One thing never traded is their navigation charts, considered a sacred secret never shared with non-Tuarela.
Warfare
The Tuarela avoid war, but the sea demands vigilance. Their ships carry few weapons beyond bows strung with sinew and long spears used for fishing and boarding. Battle, when it comes, is fought with cunning rather than brute force. A Tuarela crew will slip into reefs known only to them, lure pursuers into shallows, or vanish into sudden squalls. And when guile is not needed, they simply unfurl their living sails - for the Sylirith are faster than any ship built by human hands, able to leave even pirates straining far behind.
Culture and Memory
Sea elves tell their history not in books but in Currentsongs, long chants sung together while sailing, each verse recounting voyages, storms, battles, and loves lost to the sea. A ship without its songs is considered dead, even if the wood still floats.
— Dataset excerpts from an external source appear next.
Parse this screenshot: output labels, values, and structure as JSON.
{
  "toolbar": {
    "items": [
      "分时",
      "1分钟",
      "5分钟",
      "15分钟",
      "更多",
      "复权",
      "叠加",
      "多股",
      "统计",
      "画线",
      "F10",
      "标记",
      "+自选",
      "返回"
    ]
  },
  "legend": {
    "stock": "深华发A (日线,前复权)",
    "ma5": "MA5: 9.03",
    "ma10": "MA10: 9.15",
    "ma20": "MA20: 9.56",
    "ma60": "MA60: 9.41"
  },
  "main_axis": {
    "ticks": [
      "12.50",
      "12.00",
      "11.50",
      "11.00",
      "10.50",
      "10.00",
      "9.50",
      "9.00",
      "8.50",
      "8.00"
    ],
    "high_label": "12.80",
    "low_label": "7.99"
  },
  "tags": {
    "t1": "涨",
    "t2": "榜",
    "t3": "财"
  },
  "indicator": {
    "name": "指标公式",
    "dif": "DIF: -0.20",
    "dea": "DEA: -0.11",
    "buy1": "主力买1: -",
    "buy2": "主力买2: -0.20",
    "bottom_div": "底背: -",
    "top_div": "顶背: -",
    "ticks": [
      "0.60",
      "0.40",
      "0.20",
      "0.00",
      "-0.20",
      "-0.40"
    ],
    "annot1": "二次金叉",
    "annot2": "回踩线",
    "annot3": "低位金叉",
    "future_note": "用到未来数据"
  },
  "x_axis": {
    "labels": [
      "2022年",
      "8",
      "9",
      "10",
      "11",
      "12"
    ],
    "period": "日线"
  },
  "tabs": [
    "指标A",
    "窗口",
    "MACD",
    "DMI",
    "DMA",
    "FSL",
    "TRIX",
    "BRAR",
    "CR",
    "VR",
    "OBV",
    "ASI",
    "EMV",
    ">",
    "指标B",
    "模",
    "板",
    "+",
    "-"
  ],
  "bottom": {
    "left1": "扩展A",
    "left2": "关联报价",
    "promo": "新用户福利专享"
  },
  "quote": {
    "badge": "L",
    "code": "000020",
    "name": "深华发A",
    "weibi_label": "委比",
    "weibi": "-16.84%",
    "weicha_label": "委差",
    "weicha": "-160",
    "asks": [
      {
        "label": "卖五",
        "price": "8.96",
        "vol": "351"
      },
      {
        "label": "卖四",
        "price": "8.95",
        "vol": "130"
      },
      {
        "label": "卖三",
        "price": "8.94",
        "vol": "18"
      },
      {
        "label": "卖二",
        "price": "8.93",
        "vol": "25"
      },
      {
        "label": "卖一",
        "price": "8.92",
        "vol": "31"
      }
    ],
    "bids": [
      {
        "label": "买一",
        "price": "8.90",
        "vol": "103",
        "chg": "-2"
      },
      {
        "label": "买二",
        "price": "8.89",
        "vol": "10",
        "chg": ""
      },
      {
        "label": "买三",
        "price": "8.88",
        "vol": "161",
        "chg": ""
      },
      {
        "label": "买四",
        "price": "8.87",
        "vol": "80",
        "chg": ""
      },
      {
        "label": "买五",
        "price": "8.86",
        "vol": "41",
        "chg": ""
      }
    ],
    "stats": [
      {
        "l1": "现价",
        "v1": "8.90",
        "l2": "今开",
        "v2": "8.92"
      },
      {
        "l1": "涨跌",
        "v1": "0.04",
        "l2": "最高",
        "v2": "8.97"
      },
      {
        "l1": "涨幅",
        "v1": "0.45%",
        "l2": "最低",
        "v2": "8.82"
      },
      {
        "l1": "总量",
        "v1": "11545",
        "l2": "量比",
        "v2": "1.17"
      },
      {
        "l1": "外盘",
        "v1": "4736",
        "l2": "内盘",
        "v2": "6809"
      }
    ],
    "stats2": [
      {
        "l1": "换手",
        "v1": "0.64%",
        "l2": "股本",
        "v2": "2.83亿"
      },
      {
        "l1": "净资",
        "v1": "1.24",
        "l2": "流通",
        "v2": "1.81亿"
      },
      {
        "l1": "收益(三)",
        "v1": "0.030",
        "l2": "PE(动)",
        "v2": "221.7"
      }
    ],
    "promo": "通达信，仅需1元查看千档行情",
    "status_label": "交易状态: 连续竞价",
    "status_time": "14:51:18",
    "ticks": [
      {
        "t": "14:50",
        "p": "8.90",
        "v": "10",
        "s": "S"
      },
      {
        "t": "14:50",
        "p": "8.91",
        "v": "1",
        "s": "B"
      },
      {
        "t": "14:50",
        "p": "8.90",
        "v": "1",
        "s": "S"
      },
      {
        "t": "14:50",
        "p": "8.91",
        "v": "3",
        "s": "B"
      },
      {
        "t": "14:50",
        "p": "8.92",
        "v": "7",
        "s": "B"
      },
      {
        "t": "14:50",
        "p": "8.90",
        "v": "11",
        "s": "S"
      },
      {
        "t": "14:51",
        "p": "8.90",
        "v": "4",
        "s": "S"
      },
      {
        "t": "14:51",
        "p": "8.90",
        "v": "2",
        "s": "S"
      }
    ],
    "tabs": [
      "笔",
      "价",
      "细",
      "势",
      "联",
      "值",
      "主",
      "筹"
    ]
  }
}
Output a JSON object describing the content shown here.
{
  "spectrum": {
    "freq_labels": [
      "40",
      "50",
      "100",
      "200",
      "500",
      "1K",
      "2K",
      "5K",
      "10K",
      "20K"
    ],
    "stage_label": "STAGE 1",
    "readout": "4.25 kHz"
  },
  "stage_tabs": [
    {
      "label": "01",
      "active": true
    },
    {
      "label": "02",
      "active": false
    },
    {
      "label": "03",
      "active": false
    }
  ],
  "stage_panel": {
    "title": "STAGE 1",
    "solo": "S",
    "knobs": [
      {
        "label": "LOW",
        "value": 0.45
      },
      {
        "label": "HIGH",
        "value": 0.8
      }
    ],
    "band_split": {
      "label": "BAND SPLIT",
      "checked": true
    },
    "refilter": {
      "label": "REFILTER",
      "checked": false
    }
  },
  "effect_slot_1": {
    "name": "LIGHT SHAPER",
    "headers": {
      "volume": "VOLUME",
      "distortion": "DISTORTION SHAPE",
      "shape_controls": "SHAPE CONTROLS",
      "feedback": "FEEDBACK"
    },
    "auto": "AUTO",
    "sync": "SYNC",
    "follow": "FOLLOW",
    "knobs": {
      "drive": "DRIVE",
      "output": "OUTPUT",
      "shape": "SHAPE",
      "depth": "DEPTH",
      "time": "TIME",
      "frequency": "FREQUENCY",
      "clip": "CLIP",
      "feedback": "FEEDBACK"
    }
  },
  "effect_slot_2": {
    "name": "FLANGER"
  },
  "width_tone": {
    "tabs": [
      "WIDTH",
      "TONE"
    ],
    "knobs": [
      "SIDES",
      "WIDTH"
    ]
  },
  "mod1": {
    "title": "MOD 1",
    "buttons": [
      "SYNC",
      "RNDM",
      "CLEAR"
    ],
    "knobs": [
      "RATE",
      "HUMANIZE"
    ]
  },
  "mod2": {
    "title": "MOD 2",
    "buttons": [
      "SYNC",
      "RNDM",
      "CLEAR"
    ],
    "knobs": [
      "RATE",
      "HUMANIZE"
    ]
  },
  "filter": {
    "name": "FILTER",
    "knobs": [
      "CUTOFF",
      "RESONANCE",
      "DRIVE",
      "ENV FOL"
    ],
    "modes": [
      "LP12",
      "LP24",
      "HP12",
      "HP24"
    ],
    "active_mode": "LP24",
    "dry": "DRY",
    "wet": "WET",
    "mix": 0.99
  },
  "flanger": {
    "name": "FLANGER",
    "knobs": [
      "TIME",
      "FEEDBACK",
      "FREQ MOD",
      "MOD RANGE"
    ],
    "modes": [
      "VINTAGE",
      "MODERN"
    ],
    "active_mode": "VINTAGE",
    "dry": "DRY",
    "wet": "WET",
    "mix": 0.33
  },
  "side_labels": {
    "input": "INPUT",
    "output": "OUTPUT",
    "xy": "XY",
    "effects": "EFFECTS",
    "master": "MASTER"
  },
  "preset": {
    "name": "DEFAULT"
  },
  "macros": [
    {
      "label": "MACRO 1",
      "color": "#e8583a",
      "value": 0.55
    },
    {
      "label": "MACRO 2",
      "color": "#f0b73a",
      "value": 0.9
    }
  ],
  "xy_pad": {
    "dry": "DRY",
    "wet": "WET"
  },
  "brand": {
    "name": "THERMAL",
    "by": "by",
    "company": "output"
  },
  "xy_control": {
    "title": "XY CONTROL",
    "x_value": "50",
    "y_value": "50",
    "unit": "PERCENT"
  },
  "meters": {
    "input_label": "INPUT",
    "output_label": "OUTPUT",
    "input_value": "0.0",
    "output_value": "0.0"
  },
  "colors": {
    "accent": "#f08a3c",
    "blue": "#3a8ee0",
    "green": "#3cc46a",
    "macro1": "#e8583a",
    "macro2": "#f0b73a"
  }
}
Their greatest insult is to call someone dirt-walker, a term meaning they have forgotten how to move with the currents of life.
Possible Secrets
Living hearts of the ships
Every Sylirith has a hidden heartwood deep inside its hull, pulsing faintly like a heartbeat. If the heart is cut out or stolen, the ship withers and dies. Only the shapers know how to tend these hearts.
Forbidden charts
The Tuarela claim never to trade their maps, but some whisper that a few charts exist in the vaults of the Great Empire, stolen long ago from a wrecked ship-tree, and guarded more closely than any crown jewel.
The curse of anchoring
It is said that a ship left moored too long to stone harbors will sicken, its leaves browning and sails drooping. Some believe this is why the Tuarela are forever moving.
Blood in the wood
Legends say the first Sylirith did not grow only from saplings, but also from the blood of those who offered their lives to Anariel-din. A few shapers quietly claim the practice was never abandoned.
The drowned songs
Beneath certain reefs lie the echoes of Currentsongs never sung again. To listen is to hear the memory of ships lost, and some Tuarela fear that singing those verses could call the dead back.
Adventure Hooks
The Stolen Heirloom
During a Veythar, a treasured family relic, a carved lodestone said to have guided generations, vanishes. Accusations ripple through the floats, and the Navaron hires outsiders to find the thief before the gathering breaks apart in mistrust.
The Drifting Child
A small child is found clinging to wreckage at sea. None of the Tuarela claim them, yet the child speaks their tongue and knows verses from the Currentsongs. Who are they, and how did they come to be adrift?
The Empty Ship
A Sylirith is found adrift with its sails full and its hull intact, but not a soul aboard. The crew's belongings remain, meals half-eaten, and the leaves whisper strangely in the wind. The Tuarela ask for help to discover what happened.
The Pirate Pact
A pirate fleet breaks the long-standing non-aggression tradition and attacks a float. The Tuarela call on outsiders to mediate or strike back, before open conflict spreads across the seas.